On top of that, some local governments, the ultimate regulator for commmunity services, have imposed even harsher restrictions, citing security or noise concerns. Kyoto, for example, is limiting rentals in residential areas to between mid-January and mid-March, the low season for tourists.

The global controversy over Airbnb and its copycat rivals is about many things, including the relentless drive by governments to close lucrative tax loopholes. It is also fueled by arguments that short-term rentals are squeezing the supply of rental accommodation for those who can't afford to buy a home, while driving up housing prices and undercutting the regulated hotel industry.

In Japan, there is a less obvious factor behind the government's move. Few officials will admit that a chief concern is rubbish -- or rather, the treatment of household garbage.

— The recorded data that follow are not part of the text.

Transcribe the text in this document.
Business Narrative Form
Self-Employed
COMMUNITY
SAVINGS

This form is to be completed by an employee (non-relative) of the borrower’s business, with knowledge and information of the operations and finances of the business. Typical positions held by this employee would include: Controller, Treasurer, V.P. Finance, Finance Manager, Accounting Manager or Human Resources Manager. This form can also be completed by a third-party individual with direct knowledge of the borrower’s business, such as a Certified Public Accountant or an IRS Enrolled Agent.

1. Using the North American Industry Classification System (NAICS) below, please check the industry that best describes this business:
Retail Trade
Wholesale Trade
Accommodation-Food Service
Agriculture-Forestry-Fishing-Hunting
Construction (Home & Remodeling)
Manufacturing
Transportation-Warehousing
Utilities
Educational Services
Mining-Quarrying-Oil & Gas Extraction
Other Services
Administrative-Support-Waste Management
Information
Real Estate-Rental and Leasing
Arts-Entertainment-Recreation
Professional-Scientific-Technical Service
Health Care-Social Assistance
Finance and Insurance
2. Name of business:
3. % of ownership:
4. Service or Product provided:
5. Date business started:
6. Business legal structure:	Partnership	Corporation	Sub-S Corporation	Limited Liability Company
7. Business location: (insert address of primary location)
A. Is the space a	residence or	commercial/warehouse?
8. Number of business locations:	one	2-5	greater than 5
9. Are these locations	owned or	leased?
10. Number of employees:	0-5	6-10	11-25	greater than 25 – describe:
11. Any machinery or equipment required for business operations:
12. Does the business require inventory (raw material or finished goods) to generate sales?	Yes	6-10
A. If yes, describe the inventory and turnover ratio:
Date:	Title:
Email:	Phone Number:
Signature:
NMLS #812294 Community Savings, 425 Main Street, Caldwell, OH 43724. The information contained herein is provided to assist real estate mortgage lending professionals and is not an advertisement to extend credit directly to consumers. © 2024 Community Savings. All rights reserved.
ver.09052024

Anyone who has lived in Japan may understand the deep concern Airbnb has raised among the citizenry and government about the disharmony that (occasionally) unruly foreigners can bring to local communities. Expats generally present a challenge to the national obsession with garbage, which consists of not only separating it into appropriate bags, but first washing used plastic receptacles and putting different sorts of garbage out on different days.

There are even neighborhood garbage committees, appointed by local communities, to govern the process. Airbnb is viewed as the ultimate disrupter to this communal harmony, rather than the quick accommodation fix that Japan needs -- and ultimately, perhaps, as a force for greater internationalization.

Gwen Robinson is the Nikkei Asian Review's editor-at-large.